Parrotta took over The Happy Rooster from former owner "Doc" Ulitsky and his wife Madeline, who established the restaurant, in 1968, as the first caviar and vodka bar in the city. The Ulitskys chose the name after touring the world and finding the friendly rooster motif on many menus. Rose would like the "regulars" to know that she will not be changing much as an old customer of the Rooster, she likes it the way it is.
The following is an excerpt from a recent article "She rules the Roost" that appeared in the City Paper.

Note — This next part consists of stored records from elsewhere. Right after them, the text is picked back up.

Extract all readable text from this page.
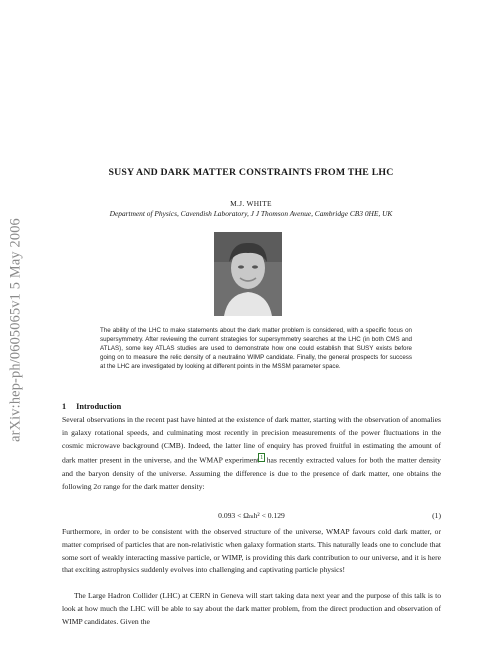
arXiv:hep-ph/0605065v1 5 May 2006
SUSY AND DARK MATTER CONSTRAINTS FROM THE LHC
M.J. WHITE
Department of Physics, Cavendish Laboratory, J J Thomson Avenue, Cambridge CB3 0HE, UK
The ability of the LHC to make statements about the dark matter problem is considered, with a specific focus on supersymmetry. After reviewing the current strategies for supersymmetry searches at the LHC (in both CMS and ATLAS), some key ATLAS studies are used to demonstrate how one could establish that SUSY exists before going on to measure the relic density of a neutralino WIMP candidate. Finally, the general prospects for success at the LHC are investigated by looking at different points in the MSSM parameter space.
1 Introduction
Several observations in the recent past have hinted at the existence of dark matter, starting with the observation of anomalies in galaxy rotational speeds, and culminating most recently in precision measurements of the power fluctuations in the cosmic microwave background (CMB). Indeed, the latter line of enquiry has proved fruitful in estimating the amount of dark matter present in the universe, and the WMAP experiment$^1$ has recently extracted values for both the matter density and the baryon density of the universe. Assuming the difference is due to the presence of dark matter, one obtains the following 2σ range for the dark matter density:
0.093 < Ωₘh² < 0.129	(1)
Furthermore, in order to be consistent with the observed structure of the universe, WMAP favours cold dark matter, or matter comprised of particles that are non-relativistic when galaxy formation starts. This naturally leads one to conclude that some sort of weakly interacting massive particle, or WIMP, is providing this dark contribution to our universe, and it is here that exciting astrophysics suddenly evolves into challenging and captivating particle physics!
The Large Hadron Collider (LHC) at CERN in Geneva will start taking data next year and the purpose of this talk is to look at how much the LHC will be able to say about the dark matter problem, from the direct production and observation of WIMP candidates. Given the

"When Rose Parrotta first walked into The Happy Rooster nearly a decade ago she immediately fell in love with it --"It was like Miss Havisham's from Great Expectations. This is her bedroom with all the cobwebs, but it's just so beautiful...."-and she almost got thrown out for sitting alone at the bar. No single women at the bar was just one of the many old-fashioned Rooster rules--like the jacket-and-tie dress code for men - that owner Abe "Doc" Ulitsky enforced. But that's the way things used to be. Parrotta recently bought the old boys' club of a restaurant-bar on the corner of 16th and Sansom and will reopen in the first week of May after giving it a minor facelift........ Since the women who was almost ejected now runs the roost, she can make her own rules. At the new Rooster, men can leave their jackets behind, and ladies can finally pull up a chair at the bar -- right next to Parrotta."